Hal ini mengindikasikan bahwa kasus Agus Buntung memiliki keunikan tersendiri di mata khalayak luas. Data RI (2013) mencatat jenis disabilitas tertinggi di Indonesia adalah tunadaksa yaitu 717.312 jiwa atau 33,74 persen.
Tunadaksa terdiri atas dua kata, yakni tuna dan daksa. Tuna yang berarti rugi atau kurang dan daksa yang artinya tubuh (Bilqis, 2015). Secara etimologis, tunadaksa yaitu individu yang sulit mengoptimalkan fungsi anggota tubuh sebagai bawaan, karena luka, penyakit, ketidaksempurnaan pertumbuhan, dan mengakibatkan penurunan dalam kemampuannya melakukan gerakan tubuh tertentu.
Secara umum penyandang tunadaksa memiliki risiko yang tinggi untuk terpapar berbagai macam sumber stres, sehingga dikelompokkan pada orang dengan faktor berisiko tinggi. Keadaan tubuhnya yang cacat dapat membuatnya merasa rendah diri, menarik diri dari lingkungan, frustrasi, dan sebagainya yang nantinya dapat memengaruhi sejauh mana mencapai kehidupan yang bahagia, serta memungkinkan mengalami risiko penurunan kualitas hidup (Pratiwi, 2018).
Namun, hal berbeda terjadi pada sosok Agus “Buntung” karena ia mampu memaksimalkan fungsi organ tubuh lainnya dalam berkomunikasi.
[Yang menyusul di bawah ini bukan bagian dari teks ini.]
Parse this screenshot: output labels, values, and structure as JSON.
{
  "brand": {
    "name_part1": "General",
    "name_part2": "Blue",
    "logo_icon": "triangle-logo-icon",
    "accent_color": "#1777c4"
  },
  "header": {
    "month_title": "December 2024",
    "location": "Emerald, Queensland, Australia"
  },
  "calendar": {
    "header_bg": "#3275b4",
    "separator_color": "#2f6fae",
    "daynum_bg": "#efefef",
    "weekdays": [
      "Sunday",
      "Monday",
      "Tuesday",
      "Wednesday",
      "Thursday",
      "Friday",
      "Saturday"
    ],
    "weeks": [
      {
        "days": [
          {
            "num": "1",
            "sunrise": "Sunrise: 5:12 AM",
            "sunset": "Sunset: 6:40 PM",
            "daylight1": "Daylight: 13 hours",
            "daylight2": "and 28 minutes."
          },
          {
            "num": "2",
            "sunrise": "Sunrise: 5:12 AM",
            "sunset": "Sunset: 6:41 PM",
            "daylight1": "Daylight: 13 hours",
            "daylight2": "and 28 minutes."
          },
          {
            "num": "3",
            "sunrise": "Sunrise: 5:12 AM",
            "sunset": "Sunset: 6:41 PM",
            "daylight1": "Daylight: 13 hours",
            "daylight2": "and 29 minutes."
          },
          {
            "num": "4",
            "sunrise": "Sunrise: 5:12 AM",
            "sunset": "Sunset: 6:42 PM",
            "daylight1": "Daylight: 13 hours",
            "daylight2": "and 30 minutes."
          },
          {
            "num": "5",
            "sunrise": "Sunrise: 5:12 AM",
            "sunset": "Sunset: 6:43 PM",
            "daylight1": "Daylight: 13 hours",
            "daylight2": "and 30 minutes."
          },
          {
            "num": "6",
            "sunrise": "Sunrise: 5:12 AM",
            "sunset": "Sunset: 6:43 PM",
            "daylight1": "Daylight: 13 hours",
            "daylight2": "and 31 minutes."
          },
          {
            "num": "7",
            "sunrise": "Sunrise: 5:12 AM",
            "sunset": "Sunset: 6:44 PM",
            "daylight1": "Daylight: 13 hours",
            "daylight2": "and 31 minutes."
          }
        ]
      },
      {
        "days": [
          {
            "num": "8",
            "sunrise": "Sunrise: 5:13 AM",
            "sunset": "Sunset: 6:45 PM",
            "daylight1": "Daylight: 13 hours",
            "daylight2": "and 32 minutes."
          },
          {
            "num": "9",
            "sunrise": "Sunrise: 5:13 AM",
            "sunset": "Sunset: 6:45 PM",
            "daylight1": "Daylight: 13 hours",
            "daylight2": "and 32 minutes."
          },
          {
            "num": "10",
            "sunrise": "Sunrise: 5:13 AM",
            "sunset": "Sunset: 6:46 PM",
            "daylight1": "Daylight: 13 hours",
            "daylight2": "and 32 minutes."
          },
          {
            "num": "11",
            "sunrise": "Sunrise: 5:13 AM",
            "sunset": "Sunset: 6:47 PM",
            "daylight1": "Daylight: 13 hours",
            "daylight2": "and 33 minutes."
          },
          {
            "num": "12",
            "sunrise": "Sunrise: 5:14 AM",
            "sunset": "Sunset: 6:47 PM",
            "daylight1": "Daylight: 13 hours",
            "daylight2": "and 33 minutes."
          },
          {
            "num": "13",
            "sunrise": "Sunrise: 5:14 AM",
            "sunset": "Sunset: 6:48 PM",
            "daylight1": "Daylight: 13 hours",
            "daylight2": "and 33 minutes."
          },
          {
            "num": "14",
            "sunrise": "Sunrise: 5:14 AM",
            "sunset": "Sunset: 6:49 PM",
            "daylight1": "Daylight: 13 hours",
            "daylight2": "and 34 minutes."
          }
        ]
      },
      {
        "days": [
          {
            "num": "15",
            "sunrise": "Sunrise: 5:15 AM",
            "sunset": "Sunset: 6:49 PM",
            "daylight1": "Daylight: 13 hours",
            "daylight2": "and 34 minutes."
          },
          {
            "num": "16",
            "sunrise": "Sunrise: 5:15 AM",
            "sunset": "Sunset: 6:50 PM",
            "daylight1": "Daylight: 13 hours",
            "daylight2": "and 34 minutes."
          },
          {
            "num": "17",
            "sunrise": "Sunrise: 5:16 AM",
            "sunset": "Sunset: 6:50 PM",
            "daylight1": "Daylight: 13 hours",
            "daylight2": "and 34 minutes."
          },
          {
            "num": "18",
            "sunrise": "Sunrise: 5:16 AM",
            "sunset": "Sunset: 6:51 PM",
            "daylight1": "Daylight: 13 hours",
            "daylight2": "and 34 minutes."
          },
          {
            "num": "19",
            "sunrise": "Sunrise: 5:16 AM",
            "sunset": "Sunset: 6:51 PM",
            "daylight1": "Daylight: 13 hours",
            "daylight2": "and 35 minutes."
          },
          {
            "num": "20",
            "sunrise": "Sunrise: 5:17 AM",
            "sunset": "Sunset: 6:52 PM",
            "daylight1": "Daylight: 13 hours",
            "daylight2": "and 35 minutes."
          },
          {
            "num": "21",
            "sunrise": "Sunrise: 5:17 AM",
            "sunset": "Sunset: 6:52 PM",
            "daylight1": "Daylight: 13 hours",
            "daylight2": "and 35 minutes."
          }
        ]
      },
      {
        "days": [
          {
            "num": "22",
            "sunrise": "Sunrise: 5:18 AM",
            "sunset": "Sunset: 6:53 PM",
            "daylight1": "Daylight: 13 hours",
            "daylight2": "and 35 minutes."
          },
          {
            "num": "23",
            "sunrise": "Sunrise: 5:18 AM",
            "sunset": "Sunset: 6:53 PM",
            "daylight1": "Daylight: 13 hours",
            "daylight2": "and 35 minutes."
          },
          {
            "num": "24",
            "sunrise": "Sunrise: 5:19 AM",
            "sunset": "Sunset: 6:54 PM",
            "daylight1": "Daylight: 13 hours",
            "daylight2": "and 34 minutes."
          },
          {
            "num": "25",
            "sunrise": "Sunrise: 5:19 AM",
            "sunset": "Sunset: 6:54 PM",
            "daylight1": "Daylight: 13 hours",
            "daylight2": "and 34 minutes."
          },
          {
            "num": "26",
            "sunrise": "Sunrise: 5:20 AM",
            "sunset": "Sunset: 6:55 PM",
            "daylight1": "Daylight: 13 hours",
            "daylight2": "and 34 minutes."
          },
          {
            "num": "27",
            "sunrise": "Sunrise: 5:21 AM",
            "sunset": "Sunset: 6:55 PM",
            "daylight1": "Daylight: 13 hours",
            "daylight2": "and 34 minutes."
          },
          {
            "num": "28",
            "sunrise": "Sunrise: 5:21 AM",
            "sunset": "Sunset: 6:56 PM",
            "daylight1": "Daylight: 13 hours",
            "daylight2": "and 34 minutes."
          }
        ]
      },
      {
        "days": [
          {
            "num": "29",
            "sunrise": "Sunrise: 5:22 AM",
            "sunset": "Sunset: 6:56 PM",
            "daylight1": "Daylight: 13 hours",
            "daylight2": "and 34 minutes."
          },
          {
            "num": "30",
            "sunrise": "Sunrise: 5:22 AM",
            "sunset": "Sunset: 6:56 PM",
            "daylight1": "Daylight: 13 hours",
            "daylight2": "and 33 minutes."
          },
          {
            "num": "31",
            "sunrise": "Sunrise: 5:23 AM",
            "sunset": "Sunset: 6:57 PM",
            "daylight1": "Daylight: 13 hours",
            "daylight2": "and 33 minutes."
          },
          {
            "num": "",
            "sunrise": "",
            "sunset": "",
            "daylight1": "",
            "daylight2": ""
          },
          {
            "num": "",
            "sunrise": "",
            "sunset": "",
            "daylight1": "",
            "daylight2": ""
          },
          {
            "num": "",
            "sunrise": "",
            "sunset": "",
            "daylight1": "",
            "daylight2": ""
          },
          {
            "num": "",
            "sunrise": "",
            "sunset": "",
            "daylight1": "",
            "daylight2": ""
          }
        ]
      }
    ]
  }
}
Pesan verbal yang diucapkan oleh Agus “buntung” sebagai modal dalam menjalankan aksi rudakpaksa kepada korbannya nyaris berhasil pada beberapa korban.
Dalam KBBI (Kamus Besar Bahasa Indonesia) Edisi Ketiga (2001), definisi rudapaksa adalah perkosa dan bertahan hingga saat ini dalam KBBI V. Secara logika, aksi rudapaksa hanya bisa dilakukan oleh seorang yang memiliki organ tubuh secara lengkap dan berfungsi optimal, namun tidak dengan Agus “Buntung” karena ketidakmampuannya untuk mengkontrol nafsunya.
Kasus ini merupakan aksi nyata dari sebuah komunikasi propaganda, di mana Agus “Buntung” telah menjadi seorang propagandis yang “andal” pada saat memulai langkah awal menuju aksi rudapaksa.
Penggunaan secara istilah, propaganda diartikan sebagai suatu usaha dalam membentuk persepsi, manipulasi pikiran bawah sadar atau kognisi, dan memiliki pengaruh langsung terhadap perilaku dengan memberikan respons sesuai yang dikehendaki pelaku propaganda baik secara disengaja dan sistematis. Komunikasi propaganda diibaratkan sebagai pisau bermata dua, karena efek positif atau negatif yang dihasilkannya tergantung pada bagaimana propagandisnya menyampaikan.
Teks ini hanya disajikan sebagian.